Here is our view (views.py):

from django.contrib.auth import login
from django.views.generic.edit import FormView
from key_auth.forms import KeyAuthenticationForm

class KeyAuthLoginView(FormView):
    form_class = KeyAuthenticationForm
    template_name = 'key_auth_form.html'

    def form_valid(self, form):
        login(self.request, form.user)
        return super(KeyAuthLoginView, self).form_valid(form)

    def get_success_url(self):
        return self.request.REQUEST.get('next', '/')

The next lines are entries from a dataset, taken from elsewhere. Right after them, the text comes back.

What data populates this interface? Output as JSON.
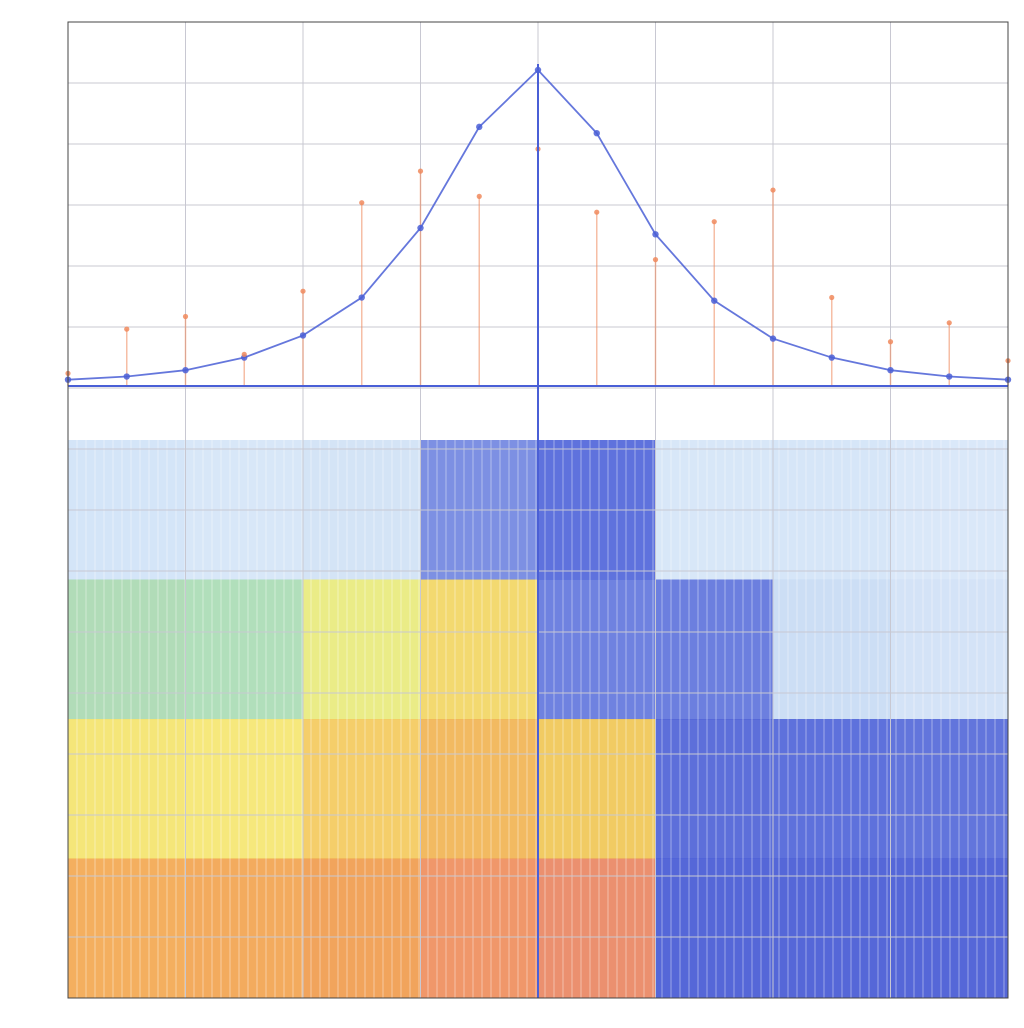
{
  "chart_data": {
    "type": "scatter",
    "title": "",
    "xlabel": "",
    "ylabel_top": "",
    "ylabel_mid": "",
    "ylabel_bottom": "",
    "x": [
      -400,
      -350,
      -300,
      -250,
      -200,
      -150,
      -100,
      -50,
      0,
      50,
      100,
      150,
      200,
      250,
      300,
      350,
      400
    ],
    "xlim": [
      -400,
      400
    ],
    "series": [
      {
        "color": "#4a5fd6",
        "panel": "top",
        "values": [
          2,
          3,
          5,
          9,
          16,
          28,
          50,
          82,
          100,
          80,
          48,
          27,
          15,
          9,
          5,
          3,
          2
        ]
      },
      {
        "color": "#f08a5d",
        "panel": "top",
        "values": [
          4,
          18,
          22,
          10,
          30,
          58,
          68,
          60,
          75,
          55,
          40,
          52,
          62,
          28,
          14,
          20,
          8
        ]
      }
    ],
    "top_panel_ylim": [
      0,
      100
    ],
    "heatmap_columns": [
      {
        "x": -350,
        "bands": [
          "#cfe2f7",
          "#a8d8b0",
          "#f4e36a",
          "#f3a64e"
        ]
      },
      {
        "x": -250,
        "bands": [
          "#d4e4f7",
          "#a9dcb4",
          "#f5e56e",
          "#f2a24d"
        ]
      },
      {
        "x": -150,
        "bands": [
          "#cfe1f5",
          "#e8ea7a",
          "#f4c95a",
          "#f09a4a"
        ]
      },
      {
        "x": -50,
        "bands": [
          "#6f84e0",
          "#f2d561",
          "#f1b350",
          "#ee8c5a"
        ]
      },
      {
        "x": 50,
        "bands": [
          "#4e63d9",
          "#5f74dd",
          "#f0c552",
          "#e9845f"
        ]
      },
      {
        "x": 150,
        "bands": [
          "#d4e4f7",
          "#5c71db",
          "#4b5fd6",
          "#4356d4"
        ]
      },
      {
        "x": 250,
        "bands": [
          "#d2e3f7",
          "#c7daf4",
          "#4d62d8",
          "#4356d4"
        ]
      },
      {
        "x": 350,
        "bands": [
          "#d6e6f8",
          "#cfe0f6",
          "#5166d8",
          "#4356d4"
        ]
      }
    ],
    "grid": true
  },
  "colors": {
    "grid": "#c8c8d2",
    "axis": "#444444",
    "blue": "#4a5fd6",
    "orange": "#f08a5d"
  }
}
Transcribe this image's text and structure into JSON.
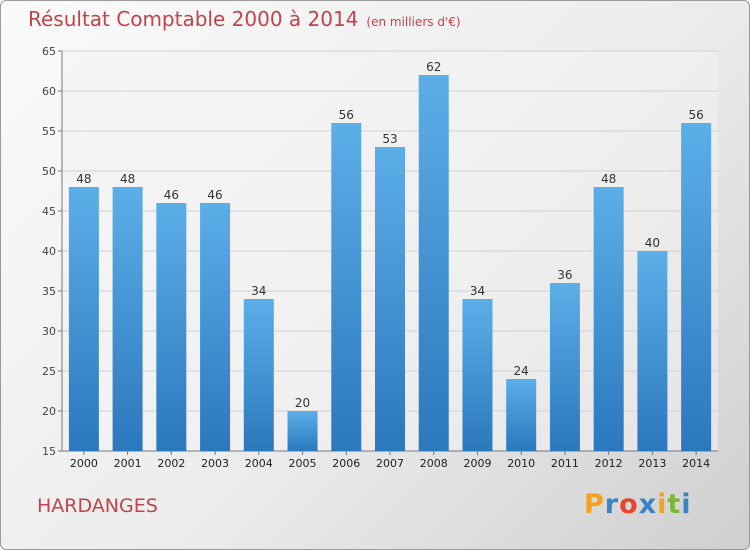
{
  "chart_data": {
    "type": "bar",
    "title": "Résultat Comptable 2000 à 2014",
    "subtitle": "(en milliers d'€)",
    "categories": [
      "2000",
      "2001",
      "2002",
      "2003",
      "2004",
      "2005",
      "2006",
      "2007",
      "2008",
      "2009",
      "2010",
      "2011",
      "2012",
      "2013",
      "2014"
    ],
    "values": [
      48,
      48,
      46,
      46,
      34,
      20,
      56,
      53,
      62,
      34,
      24,
      36,
      48,
      40,
      56
    ],
    "ylim": [
      15,
      65
    ],
    "yticks": [
      15,
      20,
      25,
      30,
      35,
      40,
      45,
      50,
      55,
      60,
      65
    ],
    "grid": true,
    "bar_color": "#3d8fd6"
  },
  "commune": "HARDANGES",
  "logo": {
    "letters": [
      "P",
      "r",
      "o",
      "x",
      "i",
      "t",
      "i"
    ],
    "colors": [
      "#f5a21b",
      "#3a83c4",
      "#e8452c",
      "#3a83c4",
      "#f5a21b",
      "#7ab733",
      "#3a83c4"
    ]
  }
}
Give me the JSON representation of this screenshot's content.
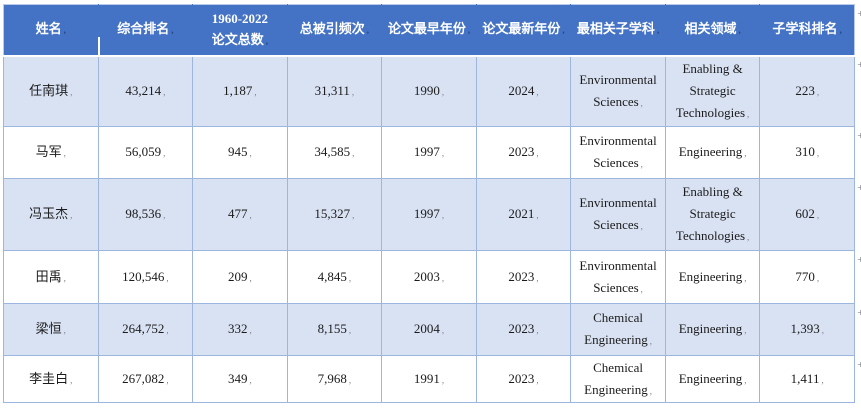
{
  "table": {
    "columns": [
      {
        "key": "name",
        "label": "姓名"
      },
      {
        "key": "overall_rank",
        "label": "综合排名"
      },
      {
        "key": "total_papers",
        "label": "1960-2022\n论文总数"
      },
      {
        "key": "total_citations",
        "label": "总被引频次"
      },
      {
        "key": "first_paper_year",
        "label": "论文最早年份"
      },
      {
        "key": "last_paper_year",
        "label": "论文最新年份"
      },
      {
        "key": "top_subdiscipline",
        "label": "最相关子学科"
      },
      {
        "key": "related_field",
        "label": "相关领域"
      },
      {
        "key": "subdiscipline_rank",
        "label": "子学科排名"
      }
    ],
    "rows": [
      {
        "name": "任南琪",
        "overall_rank": "43,214",
        "total_papers": "1,187",
        "total_citations": "31,311",
        "first_paper_year": "1990",
        "last_paper_year": "2024",
        "top_subdiscipline": "Environmental\nSciences",
        "related_field": "Enabling &\nStrategic\nTechnologies",
        "subdiscipline_rank": "223"
      },
      {
        "name": "马军",
        "overall_rank": "56,059",
        "total_papers": "945",
        "total_citations": "34,585",
        "first_paper_year": "1997",
        "last_paper_year": "2023",
        "top_subdiscipline": "Environmental\nSciences",
        "related_field": "Engineering",
        "subdiscipline_rank": "310"
      },
      {
        "name": "冯玉杰",
        "overall_rank": "98,536",
        "total_papers": "477",
        "total_citations": "15,327",
        "first_paper_year": "1997",
        "last_paper_year": "2021",
        "top_subdiscipline": "Environmental\nSciences",
        "related_field": "Enabling &\nStrategic\nTechnologies",
        "subdiscipline_rank": "602"
      },
      {
        "name": "田禹",
        "overall_rank": "120,546",
        "total_papers": "209",
        "total_citations": "4,845",
        "first_paper_year": "2003",
        "last_paper_year": "2023",
        "top_subdiscipline": "Environmental\nSciences",
        "related_field": "Engineering",
        "subdiscipline_rank": "770"
      },
      {
        "name": "梁恒",
        "overall_rank": "264,752",
        "total_papers": "332",
        "total_citations": "8,155",
        "first_paper_year": "2004",
        "last_paper_year": "2023",
        "top_subdiscipline": "Chemical\nEngineering",
        "related_field": "Engineering",
        "subdiscipline_rank": "1,393"
      },
      {
        "name": "李圭白",
        "overall_rank": "267,082",
        "total_papers": "349",
        "total_citations": "7,968",
        "first_paper_year": "1991",
        "last_paper_year": "2023",
        "top_subdiscipline": "Chemical\nEngineering",
        "related_field": "Engineering",
        "subdiscipline_rank": "1,411"
      }
    ],
    "cell_end_mark": ",",
    "row_end_mark": "+"
  },
  "colors": {
    "header_bg": "#4472C4",
    "header_text": "#FFFFFF",
    "band_bg": "#D9E2F3",
    "row_bg": "#FFFFFF",
    "border": "#9DB6DF",
    "formatting_mark": "#8A8A96",
    "caret": "#FFFFFF"
  }
}
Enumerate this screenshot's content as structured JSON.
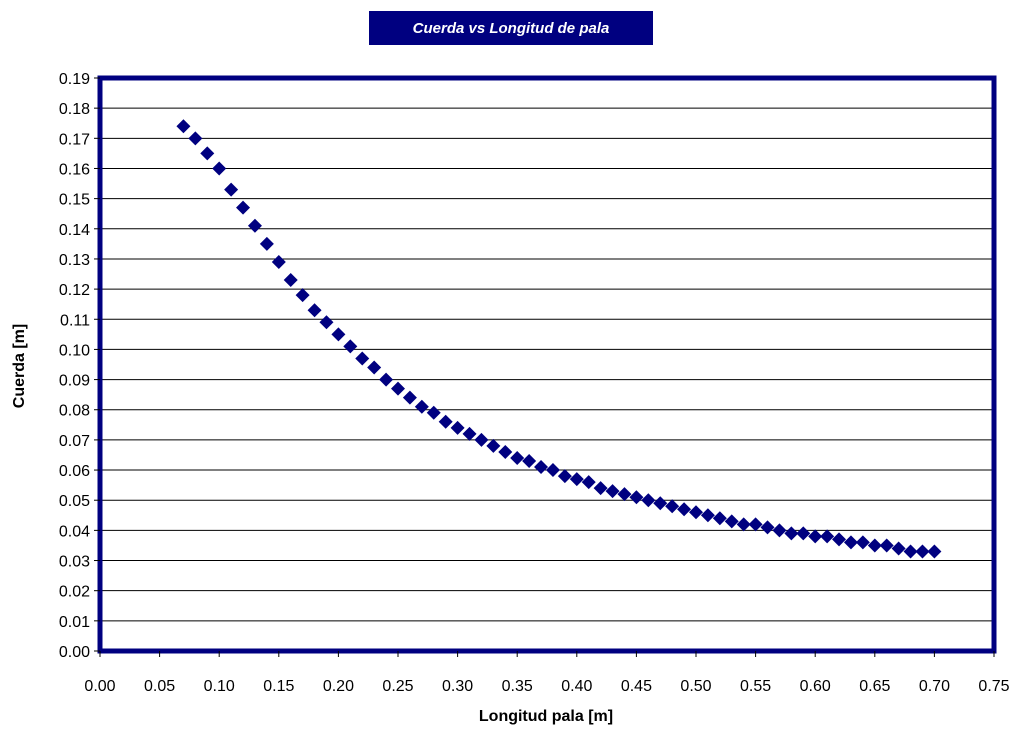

login_view = KeyAuthLoginView.as_view()

I will not show 'key_auth_form.html' because it's really simple form template, nothing special. But I'll show form class

Step 6

Form class (forms.py):

from django import forms
from django.contrib.auth import authenticate

class KeyAuthenticationForm(forms.Form):
    key = forms.CharField('Key', help_text='Enter your invite/authorization security key')
    user = None

    def clean_key(self):
        key = self.cleaned_data['key']
        self.user = authenticate(key=key)
        if not self.user:
            raise forms.ValidationError('Please, enter valid security key!')
        return key

As we see, authenticate() used here. This method will try to authenticate user with existent backends.

Step 7

Custom authentication backend. backend.py:

from django.contrib.auth.models import User
from key_auth.models import SecurityKey

class KeyAuthBackend(object):
    def authenticate(self, key=None):
        try:
            return SecurityKey.objects.get(key=key).user
        except SecurityKey.DoesNotExist:
            return None

    def get_user(self, user_id):
        try:
            return User.objects.get(pk=user_id)
        except User.DoesNotExist:
            return None

It's very simple! Just check the key (token). Here is it's installation (settings.py):

AUTHENTICATION_BACKENDS = (
    'key_auth.backends.KeyAuthBackend',
    'django.contrib.auth.backends.ModelBackend',
)

The second one is left to keep Admin Site working.

Resume

That's it!

  1. Any request is going through the KeyAuthMiddleware
  2. KeyAuthMiddleware skips login, logout and Admin urls ...
  3. ... and redirects all unauthorized users to the token-auth login page (with token-login form)
  4. This form validates 'key' through the django.contrib.auth.authenticate() method ...
  5. ... which tries to authenticate user via custom KeyAuthBackend authentication backend
  6. If auth is successful and form is valid then custom KeyAuthLoginView makes django.contrib.auth.login(user) and redirects to the requested page

You're also able to use Admin Site and login/logout views free of key_auth ckeck.